The most fun you can have in a car


I know that 50 is some age to be having an epiphany in this business, but what the hell – I was always a late developer.

I’m guessing most people reading this have driven around a few tracks in their time, and we all have our favourites. I’d like to say mine is the Nürburgring because that’s the thing to say: it marks you out as a tough guy and a real talent, a serious racing driver. But the truth is that despite all the laps I’ve done there both in and out of competition, my overwhelming emotion at the end is one of relief at man and machine still being in an orthodox number of pieces, which isn’t really enough to earn my affection.

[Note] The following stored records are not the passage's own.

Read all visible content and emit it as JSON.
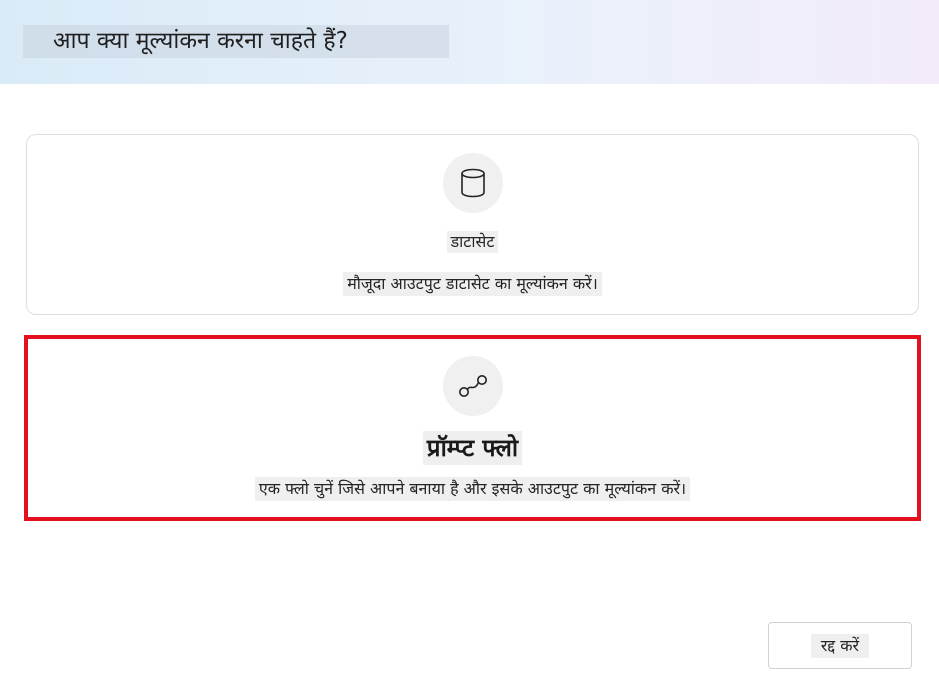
{
  "header": {
    "title": "आप क्या मूल्यांकन करना चाहते हैं?"
  },
  "options": [
    {
      "icon": "database-icon",
      "title": "डाटासेट",
      "description": "मौजूदा आउटपुट डाटासेट का मूल्यांकन करें।"
    },
    {
      "icon": "flow-icon",
      "title": "प्रॉम्प्ट फ्लो",
      "description": "एक फ्लो चुनें जिसे आपने बनाया है और इसके आउटपुट का मूल्यांकन करें।",
      "highlighted": true,
      "highlight_color": "#e3111e"
    }
  ],
  "footer": {
    "cancel_label": "रद्द करें"
  }
}
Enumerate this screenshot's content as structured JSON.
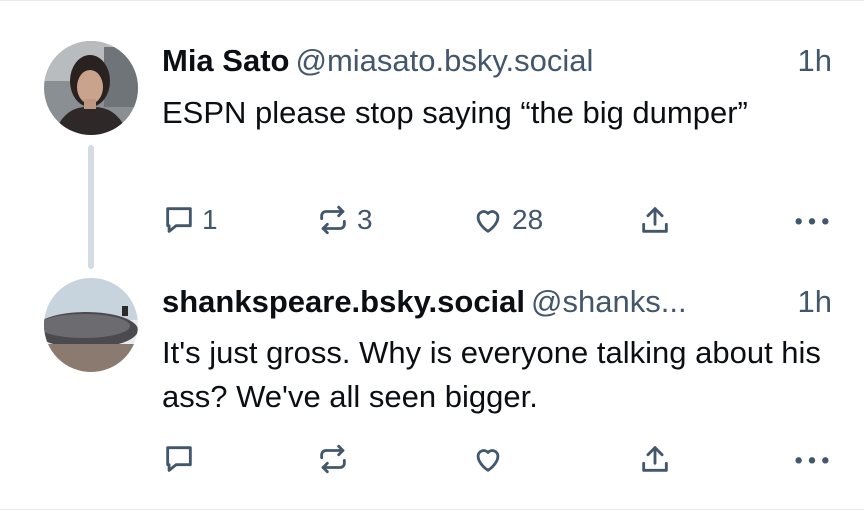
{
  "posts": [
    {
      "display_name": "Mia Sato",
      "handle": "@miasato.bsky.social",
      "time": "1h",
      "text": "ESPN please stop saying “the big dumper”",
      "replies": "1",
      "reposts": "3",
      "likes": "28"
    },
    {
      "display_name": "shankspeare.bsky.social",
      "handle": "@shanks...",
      "time": "1h",
      "text": "It's just gross. Why is everyone talking about his ass? We've all seen bigger.",
      "replies": "",
      "reposts": "",
      "likes": ""
    }
  ],
  "icons": {
    "reply": "speech-bubble-icon",
    "repost": "repost-arrows-icon",
    "like": "heart-icon",
    "share": "share-upload-icon",
    "more": "ellipsis-icon"
  },
  "colors": {
    "text": "#0b0f14",
    "muted": "#42576c",
    "thread_line": "#d4dbe2"
  }
}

Oddly, I don’t feel that way about either Goodwood or Le Mans, which in reality are probably equally hazardous, and it would a toss up between those two and Spa as my favourite place to drive fast.

Until last week. Last week I went to a motor sport facility where there is not 2.4 miles of track like Goodwood, nor the 8.5 miles offered by Le Mans. It’s a place where even the 12.9 miles of the Nürburgring’s northern loop looks pretty restricted. Here you have over 20 miles at your disposal and you don’t even have to cross the channel to get there.

The place is the Sweet Lamb Rally Complex in mid-Wales.

Rallying. While I always get excited by what I still call the RAC Rally (but which I understand should now be referred to as Wales Rally GB) because it’s the premier event of its kind held on British soil, the sport has never otherwise managed to hold my attention. But then again, I’d no experience of it: you don’t need to be a racing driver to be interested in motor racing, but I’ll bet plenty that you’re more likely to be interested if you’ve at least done a track day and know what it feels like to control a car on the limit of its adhesion. Because then you can look at Lewis in the rain in Texas and know that all he’s doing is what you’ve already done, albeit it at a rather different level and to perhaps a somewhat higher standard. But the principle at least is the same.

Now, I have driven a couple of rally cars before but only in very controlled environments and never for long enough to get any kind of feel for the discipline. By contrast at Sweet Lamb I drove as fast as I safely could for as long as I wanted and was nothing less than stunned by the experience.

From the archive: Tony Jardine explains how to make a start in rallying (2012)

For the purposes of the point I’m trying to make, the cars I was driving are unimportant. What matters is that once I got some kind of understanding of how to drive on the loose, I found myself having more fun than I can recall having on any track outside of actual racing. I love the sheer exuberance of it, and the fact that when you’re in fourth gear with full opposite lock dialled in, that’s not the time to start wondering if you’d rather crash head on or go in backwards, it’s time to keep your foot in and ride out the slide. And the beauty is it all seems so controllable because ultimately there is so little grip even on purpose built gravel tyres, you’re just not cornering that hard.

Of course, driving on the loose is just one of many disciplines in which whatever you’ve learned reveals most how much more there is to learn, but as classrooms go, you’ll find none better than this. I loved also the complete absence of any kind of rigmarole. You drive through a farm gate, get shown around and are then left to get on with it. And while Sweet Lamb will charge different amounts depending on whether you are a private individual, a corporate entity or a WRC team, compared to the cost of circuit hire, it is astonishingly affordable. As, I am sure, are other rallying facilities dotted about the country about which I know shamefully little.

What I do know is that I’m going to spend more time doing this because my day at Sweetlamb made me feel today as I did 30 years ago when I first drove fast around a race track: like whole new horizons of driving pleasure had opened up to me. I don’t know how, where or in what, but it need be neither fast nor expensive, just rear-wheel drive and expendable. An elderly BMW 318i would be perfect. For now at least.

In the meantime, when Wales Rally GB kicks off little more than two weeks from now, I will be able to view it with a perspective I’ve not had before, that of someone who, even at a footling level, has experienced what it is like to drive on those surfaces. It will bring a whole new insight into what is being done in those cockpits and, I have no doubt, a whole new sense of awe for those God-given talents doing it.